Monday, April 30, 2018

H is for Hawk by Helen Macdonald

Part grief memoir, part how to train a goshawk guide, and part literary reflection, H is for Hawk by Helen Macdonald is a hard to pin down book. Macdonald's father dies and she gets what I took to referring to as her "impulse pet," a goshawk named Mabel. As she chronicles her own experiences with Mabel, she references T. H. White's own chronicle of his experience as a newbie falconer in The Goshawk.

Look, I'm American and don't really have a history with the tradition of falconry. Frankly, after reading this book, I think it's a bit cruel. The whole idea of taking a creature that it wild and forcing it to bend to your will is hard for me to swallow. I've written here about how I feel conflicted about whether or not I'm doing a disservice to my house cat (animals that domesticated themselves!) by preventing her from living her fullest life in the wild, so I'm guessing you can only imagine how conflicted I am by the idea of taking a creature that is in no way tame or domesticated. I don't understand and I often thought the entire process was unnecessary and I'm not sure what either party got out of it. 

But the writing in the book was delicious. 

"I once asked my friends if they'd ever held things that gave them a spooky sense of history. Ancient pots with three thousand-year-old thumbprints in the clay, said one. Antique keys, another. Clay pipes. Dancing shoes form WWII. Roman coins I found in a field. Old bus tickets in second-hand books.  Everyone agreed that what these small things did was strangely intimate; they gave them the sense, as they picked them up and turned them in their fingers, of another person, an unknown person a long time ago, who had held that object in their hands." (page 116)

Take a minute and sit with that.
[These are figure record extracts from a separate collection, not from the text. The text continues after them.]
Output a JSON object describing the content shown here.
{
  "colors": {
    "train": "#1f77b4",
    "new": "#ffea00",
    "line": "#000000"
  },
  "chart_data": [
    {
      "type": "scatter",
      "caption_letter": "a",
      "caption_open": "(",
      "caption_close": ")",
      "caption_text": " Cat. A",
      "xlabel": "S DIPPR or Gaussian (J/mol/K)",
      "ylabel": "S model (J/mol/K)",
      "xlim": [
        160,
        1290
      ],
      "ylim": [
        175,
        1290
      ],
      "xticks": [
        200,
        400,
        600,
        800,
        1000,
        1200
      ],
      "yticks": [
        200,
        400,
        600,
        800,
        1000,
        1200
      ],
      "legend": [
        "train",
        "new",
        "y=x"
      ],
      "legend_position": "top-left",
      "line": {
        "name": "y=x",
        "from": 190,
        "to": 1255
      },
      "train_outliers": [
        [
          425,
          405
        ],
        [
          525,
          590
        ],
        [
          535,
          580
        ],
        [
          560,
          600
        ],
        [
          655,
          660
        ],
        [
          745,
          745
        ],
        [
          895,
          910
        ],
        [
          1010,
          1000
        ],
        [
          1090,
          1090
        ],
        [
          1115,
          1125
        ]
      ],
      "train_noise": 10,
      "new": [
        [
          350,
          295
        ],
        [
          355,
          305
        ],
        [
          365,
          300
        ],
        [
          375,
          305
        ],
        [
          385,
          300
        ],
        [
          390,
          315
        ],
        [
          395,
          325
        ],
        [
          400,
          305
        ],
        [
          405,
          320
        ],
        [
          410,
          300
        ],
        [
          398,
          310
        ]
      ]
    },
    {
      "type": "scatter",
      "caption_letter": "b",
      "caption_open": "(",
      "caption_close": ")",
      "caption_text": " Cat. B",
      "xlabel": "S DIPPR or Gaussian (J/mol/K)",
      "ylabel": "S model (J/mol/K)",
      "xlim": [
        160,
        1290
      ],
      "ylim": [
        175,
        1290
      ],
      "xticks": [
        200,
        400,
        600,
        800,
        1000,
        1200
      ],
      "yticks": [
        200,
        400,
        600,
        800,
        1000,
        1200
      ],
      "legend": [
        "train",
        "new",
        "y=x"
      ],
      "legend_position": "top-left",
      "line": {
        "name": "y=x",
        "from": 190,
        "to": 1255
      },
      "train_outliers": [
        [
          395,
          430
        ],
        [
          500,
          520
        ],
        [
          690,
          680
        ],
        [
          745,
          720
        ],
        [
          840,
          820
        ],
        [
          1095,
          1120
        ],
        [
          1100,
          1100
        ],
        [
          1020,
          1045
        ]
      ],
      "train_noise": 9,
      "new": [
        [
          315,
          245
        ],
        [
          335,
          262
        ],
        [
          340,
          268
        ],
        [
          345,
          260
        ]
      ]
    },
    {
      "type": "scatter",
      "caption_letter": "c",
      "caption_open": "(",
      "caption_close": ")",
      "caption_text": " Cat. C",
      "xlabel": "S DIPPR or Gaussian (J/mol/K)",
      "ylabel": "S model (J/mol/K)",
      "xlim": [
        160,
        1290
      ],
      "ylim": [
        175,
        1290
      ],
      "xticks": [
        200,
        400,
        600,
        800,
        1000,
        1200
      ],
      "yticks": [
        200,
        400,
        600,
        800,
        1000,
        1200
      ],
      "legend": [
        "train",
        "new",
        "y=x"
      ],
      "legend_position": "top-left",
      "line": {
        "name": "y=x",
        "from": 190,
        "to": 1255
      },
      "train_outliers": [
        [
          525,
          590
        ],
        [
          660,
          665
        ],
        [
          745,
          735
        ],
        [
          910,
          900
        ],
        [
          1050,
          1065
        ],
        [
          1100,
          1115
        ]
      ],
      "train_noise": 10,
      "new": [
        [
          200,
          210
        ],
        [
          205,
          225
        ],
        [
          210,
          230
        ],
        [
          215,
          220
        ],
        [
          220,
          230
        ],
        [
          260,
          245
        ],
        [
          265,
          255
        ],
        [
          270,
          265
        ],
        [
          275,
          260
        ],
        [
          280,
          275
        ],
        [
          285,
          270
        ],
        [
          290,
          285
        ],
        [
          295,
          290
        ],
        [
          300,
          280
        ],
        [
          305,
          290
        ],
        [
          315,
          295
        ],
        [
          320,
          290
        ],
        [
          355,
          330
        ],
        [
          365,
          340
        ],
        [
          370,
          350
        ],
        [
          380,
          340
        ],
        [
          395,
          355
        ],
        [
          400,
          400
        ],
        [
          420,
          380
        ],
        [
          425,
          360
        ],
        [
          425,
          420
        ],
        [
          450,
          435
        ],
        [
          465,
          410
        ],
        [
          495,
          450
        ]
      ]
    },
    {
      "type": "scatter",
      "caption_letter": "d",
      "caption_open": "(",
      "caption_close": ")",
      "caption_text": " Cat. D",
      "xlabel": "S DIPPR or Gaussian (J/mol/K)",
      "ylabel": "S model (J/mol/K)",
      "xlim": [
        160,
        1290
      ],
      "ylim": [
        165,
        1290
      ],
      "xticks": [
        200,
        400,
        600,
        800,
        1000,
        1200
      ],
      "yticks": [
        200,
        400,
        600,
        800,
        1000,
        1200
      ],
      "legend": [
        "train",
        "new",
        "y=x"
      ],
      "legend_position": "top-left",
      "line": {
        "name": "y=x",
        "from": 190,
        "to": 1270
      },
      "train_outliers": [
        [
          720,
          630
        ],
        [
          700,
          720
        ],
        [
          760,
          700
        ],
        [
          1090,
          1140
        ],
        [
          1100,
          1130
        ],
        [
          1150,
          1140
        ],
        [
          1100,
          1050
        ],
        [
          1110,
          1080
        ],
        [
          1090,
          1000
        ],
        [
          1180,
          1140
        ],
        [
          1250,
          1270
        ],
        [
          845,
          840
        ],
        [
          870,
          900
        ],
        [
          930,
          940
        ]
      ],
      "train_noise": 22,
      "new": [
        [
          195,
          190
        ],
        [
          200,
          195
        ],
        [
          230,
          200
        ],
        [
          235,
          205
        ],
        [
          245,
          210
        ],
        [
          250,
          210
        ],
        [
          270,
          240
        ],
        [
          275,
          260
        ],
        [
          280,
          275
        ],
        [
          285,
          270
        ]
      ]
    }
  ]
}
What do you own that makes you think these things?  I live in a 100-year-old house and I often think about the other people who have lived here.  What did they love? What made them happy? How often did they crank up the music and dance? What made them cry?  I'm not going to find Roman coins in a field (oh, Europe), but sometimes when we're cleaning things out we get just a hint of the history and it makes it all so real.

She also talks about how when she gets dressed in "real" clothes, slaps on some makeup, and gets ready to go to the outside world, she feels like she's putting on a disguise (page 179 - 180).  I think of it as putting on my armor, ready for battle against the tide of expectations from outside the home. But thinking of it as a disguise also makes sense. I'm disguising who I really am in order to become acceptable for others who don't really want to accept the unvarnished reality of me.

So basically what I'm saying is that I have mixed feelings on this book. It's definitely worth a read, but the diversions about White weren't particularly interesting to me and I kept getting riled up about how much I thought falconry was just not morally okay.  I thought it was an honest reflection on grief, which I kind of need right now, so that was lovely. I just don't know. I don't think I'll ever read it again and I don't want people to NOT read it, but I also don't think I can wholeheartedly endorse it. I think, if someone I know suffers a loss, I might suggest this.  Or I might just send them a giftcard to Starbucks.